If you finish a book and you feel empty inside, the same feeling you have when you leave good friends, knowing you will not see them again for quite a while, if ever. If you have this feeling, the book touched you, simply because it is a good book. Ian McEwan’s new novel „The Children Act“ is a good book, not because you get a look inside British society – maybe not as deep if your are not British – but because the story is so intense and well written, that you have to force yourself to interrupt your reading session from time to time.
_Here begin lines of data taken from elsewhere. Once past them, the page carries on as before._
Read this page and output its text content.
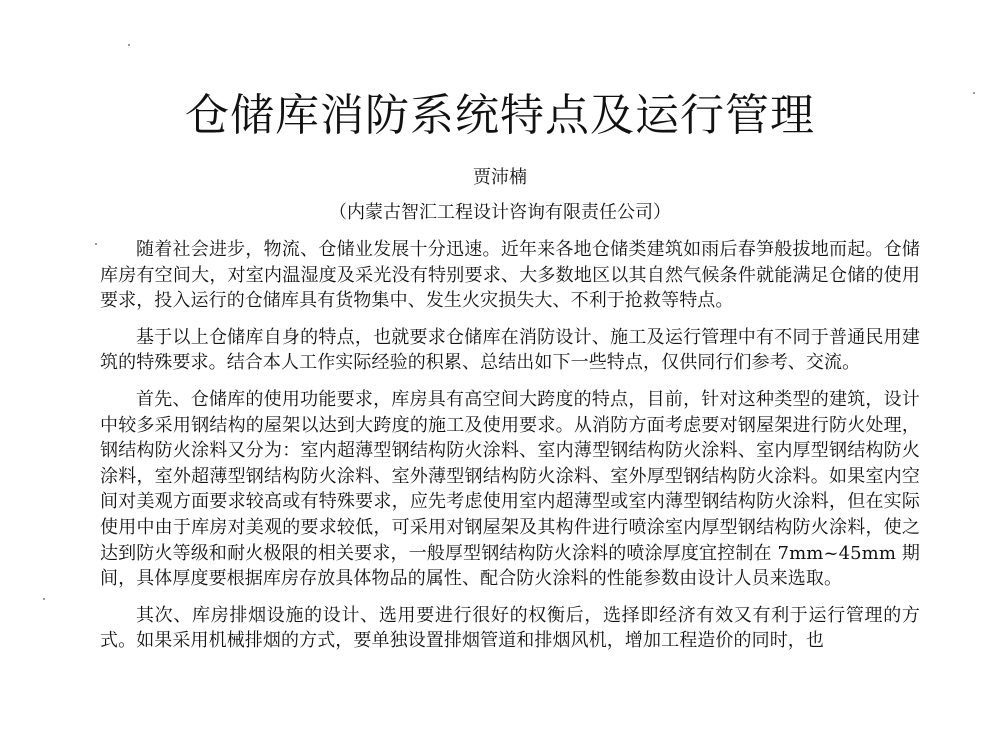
仓储库消防系统特点及运行管理
贾沛楠
（内蒙古智汇工程设计咨询有限责任公司）

随着社会进步，物流、仓储业发展十分迅速。近年来各地仓储类建筑如雨后春笋般拔地而起。仓储库房有空间大，对室内温湿度及采光没有特别要求、大多数地区以其自然气候条件就能满足仓储的使用要求，投入运行的仓储库具有货物集中、发生火灾损失大、不利于抢救等特点。

基于以上仓储库自身的特点，也就要求仓储库在消防设计、施工及运行管理中有不同于普通民用建筑的特殊要求。结合本人工作实际经验的积累、总结出如下一些特点，仅供同行们参考、交流。

首先、仓储库的使用功能要求，库房具有高空间大跨度的特点，目前，针对这种类型的建筑，设计中较多采用钢结构的屋架以达到大跨度的施工及使用要求。从消防方面考虑要对钢屋架进行防火处理，钢结构防火涂料又分为：室内超薄型钢结构防火涂料、室内薄型钢结构防火涂料、室内厚型钢结构防火涂料，室外超薄型钢结构防火涂料、室外薄型钢结构防火涂料、室外厚型钢结构防火涂料。如果室内空间对美观方面要求较高或有特殊要求，应先考虑使用室内超薄型或室内薄型钢结构防火涂料，但在实际使用中由于库房对美观的要求较低，可采用对钢屋架及其构件进行喷涂室内厚型钢结构防火涂料，使之达到防火等级和耐火极限的相关要求，一般厚型钢结构防火涂料的喷涂厚度宜控制在 7mm~45mm 期间，具体厚度要根据库房存放具体物品的属性、配合防火涂料的性能参数由设计人员来选取。

其次、库房排烟设施的设计、选用要进行很好的权衡后，选择即经济有效又有利于运行管理的方式。如果采用机械排烟的方式，要单独设置排烟管道和排烟风机，增加工程造价的同时，也
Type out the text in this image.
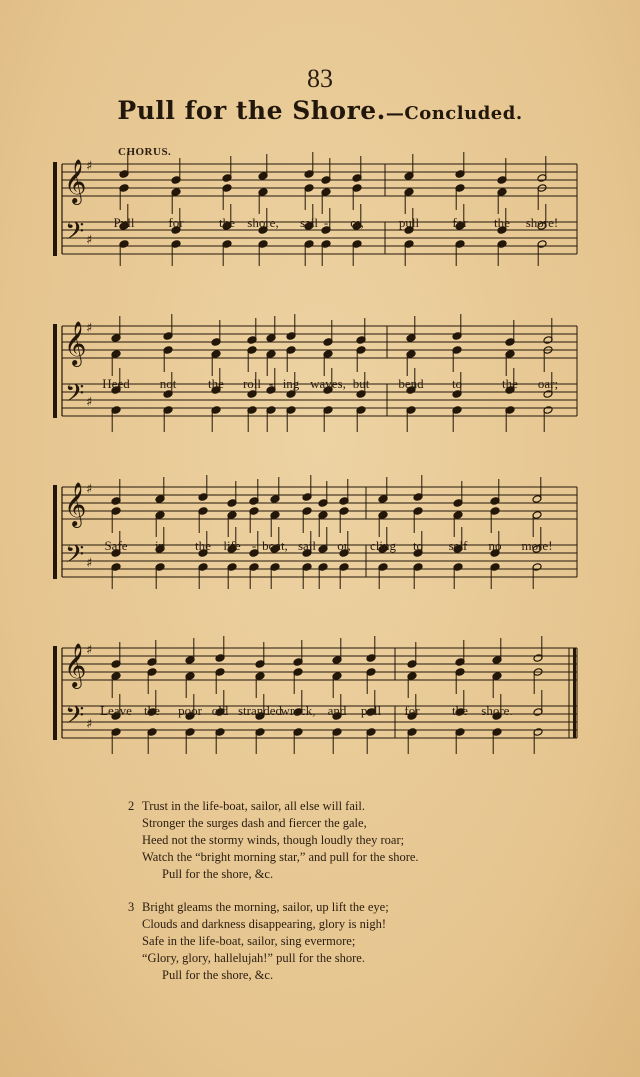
83
Pull for the Shore.—Concluded.
CHORUS.
𝄞
𝄢
♯
♯
𝄞
𝄢
♯
♯
𝄞
𝄢
♯
♯
𝄞
𝄢
♯
♯
Pull	for	the shore, sail - or,	pull	for the shore!
Heed not the roll - ing waves, but bend to	the oar;
Safe in the life - boat, sail - or, cling to self no more!
Leave the poor old stranded
wreck, and pull for the shore.
2 Trust in the life-boat, sailor, all else will fail.
Stronger the surges dash and fiercer the gale,
Heed not the stormy winds, though loudly they roar;
Watch the “bright morning star,” and pull for the shore.
Pull for the shore, &c.
3 Bright gleams the morning, sailor, up lift the eye;
Clouds and darkness disappearing, glory is nigh!
Safe in the life-boat, sailor, sing evermore;
“Glory, glory, hallelujah!” pull for the shore.
Pull for the shore, &c.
And get things done in real life.
The problems the main character Fiona Maye is facing are situated between her work and her private life as many middle aged woman do. As a leading High Court in London judge Fiona is used to long working days on a regular bases, dealing with heartbreaking family affairs but her most demanding case is different. The 17-year-old Adam is about to refuse medical treatment that would help him with his leukaemia because of his religious believes. In her private life she has to face the problems of her marriage that after 30 years is about to fall into its biggest crises she and her husband – Jack, a professor of ancient history – ever had to cope with.
All these topics are neither new nor thrilling and could be boring, kitschy and simply trash. But only a master writer and narrator can unfold this story in a totally different and fascinating way. Ian McEwan is a brilliant master, he takes the reader by his hand and won’t let him go till the final page. The only problem is: the novel is unfortunately a too short one.